Dhawan Neha, Kumar Krishan, Kalia A N, Arora Saahil
Department of Pharmaceutics/ Department of Pharmacognosy, ISF College of Pharmacy, Moga- 142001 (Punjab) India.
Curr Drug Deliv. 2014;11(3):415-25. doi: 10.2174/1567201810666131129110756.

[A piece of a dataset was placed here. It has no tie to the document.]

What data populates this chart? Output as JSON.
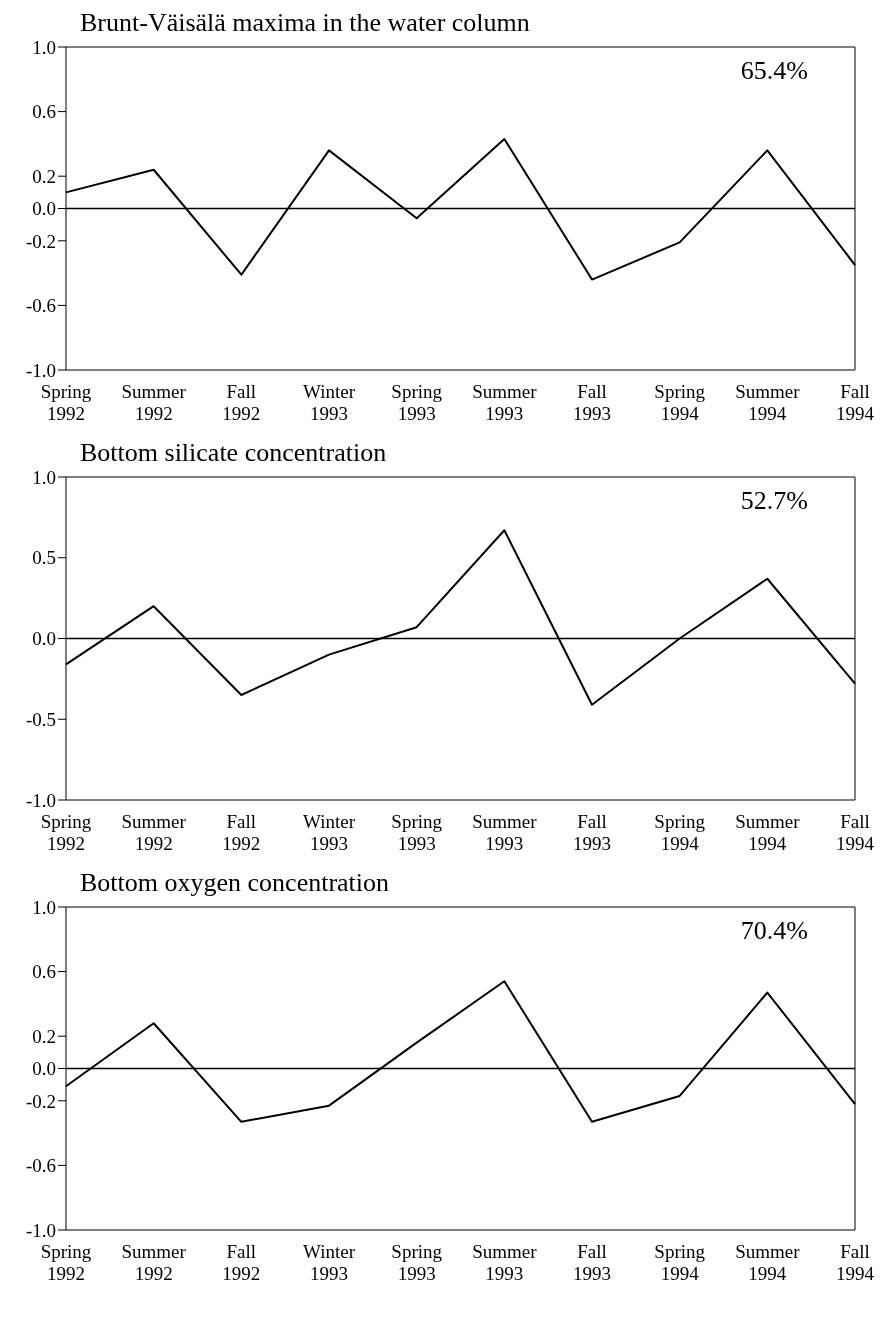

Oral mucositis is one of the major side effects of cancer chemotherapy (30-76%) and radiotherapy (over 50%). Current palliative treatments of oral mucositis include specialized agents like pelifermin, platelet derived factors etc. or oral hygienic agents which suffered from various drawbacks like systemic side effect, least effect owing to fast wash out of buccal mucosa, patient unfriendly delivery systems, and mere symptomatic relief. In this research work, N-succinyl chitosan gel delivery system of microemulsified eugenol, honey and sodium hyaluronate was prepared to explore their multiple and synergistic effects on various pathological factors of oral mucositis. N-succinyl chitosan was synthesized in our laboratory and loaded with microemulsified eugenol (10% v/v), honey (10% v/v) and sodium hyaluronate (0.2% w/v) to prepare orogel with optimum pH, spreadability, mucoadhesion strength, and viscosity. In vitro eugenol release from N-succinyl chitosan gel after 8 hours in PBS (pH-6.4) was found to be 87.45±0.14%, which was better in comparison to that released from chitosan gel. Ex vivo penetration studies using rat buccal mucosal tissue also suggested better J-efflux of eugenol through N-succinyl chitosan in comparison to chitosan gel with enhancement ratio (ER) of 1.71. The antimicrobial effect of N-succinyl chitosan based orogel against S. aureus and C. albicans efficacy was found to be statistically high in comparison to chitosan based orogel as well as marketed formulation of chlorhexidine (p<0.05). The N-succinyl chitosan orogel in 5-fluoro uracil induced oral mucositis animal (Wistar rats) model showed enhanced survival ratio, weight gain and high tissue regeneration activity than chitosan gel formulation within 15 days. The formulation was successful in elevating the survival and reducing the inflammation in the oral mucosa of animals compared to disease control (p<0.05) and hence suggesting the potential of N-succinyl chitosan orogel in the treatment of oral mucositis.
口腔黏膜炎是癌症化疗(发生率为30 - 76%)和放疗(发生率超过50%)的主要副作用之一。目前口腔黏膜炎的姑息治疗方法包括使用如培非明、血小板衍生因子等特殊药物或口腔卫生用品,但这些方法存在各种缺点,如全身副作用、由于颊黏膜快速清除导致效果不佳、患者不友好的给药系统以及仅仅是症状缓解。在本研究中,制备了微乳化丁香酚、蜂蜜和透明质酸钠的N - 琥珀酰壳聚糖凝胶给药系统,以探究它们对口腔黏膜炎各种病理因素的多重和协同作用。N - 琥珀酰壳聚糖在我们实验室合成,并负载微乳化丁香酚(10% v/v)、蜂蜜(10% v/v)和透明质酸钠(0.2% w/v),以制备具有最佳pH值、铺展性、黏膜黏附强度和黏度的凝胶剂。在PBS(pH - 6.4)中8小时后,N - 琥珀酰壳聚糖凝胶中丁香酚的体外释放率为87.45±0.14%,与壳聚糖凝胶相比释放效果更好。使用大鼠颊黏膜组织进行的体外渗透研究还表明,与壳聚糖凝胶相比,丁香酚通过N - 琥珀酰壳聚糖的外排通量更好,增强比(ER)为1.71。与基于壳聚糖的凝胶剂以及市售洗必泰制剂相比,基于N - 琥珀酰壳聚糖的凝胶剂对金黄色葡萄球菌和白色念珠菌的抗菌效果在统计学上显著更高(p<0.05)。在5 - 氟尿嘧啶诱导的口腔黏膜炎动物(Wistar大鼠)模型中,N - 琥珀酰壳聚糖凝胶剂在15天内比壳聚糖凝胶制剂显示出更高的存活率、体重增加和高组织再生活性。与疾病对照组相比,该制剂成功提高了动物口腔黏膜的存活率并减轻了炎症(p<0.05),因此表明N - 琥珀酰壳聚糖凝胶剂在治疗口腔黏膜炎方面具有潜力。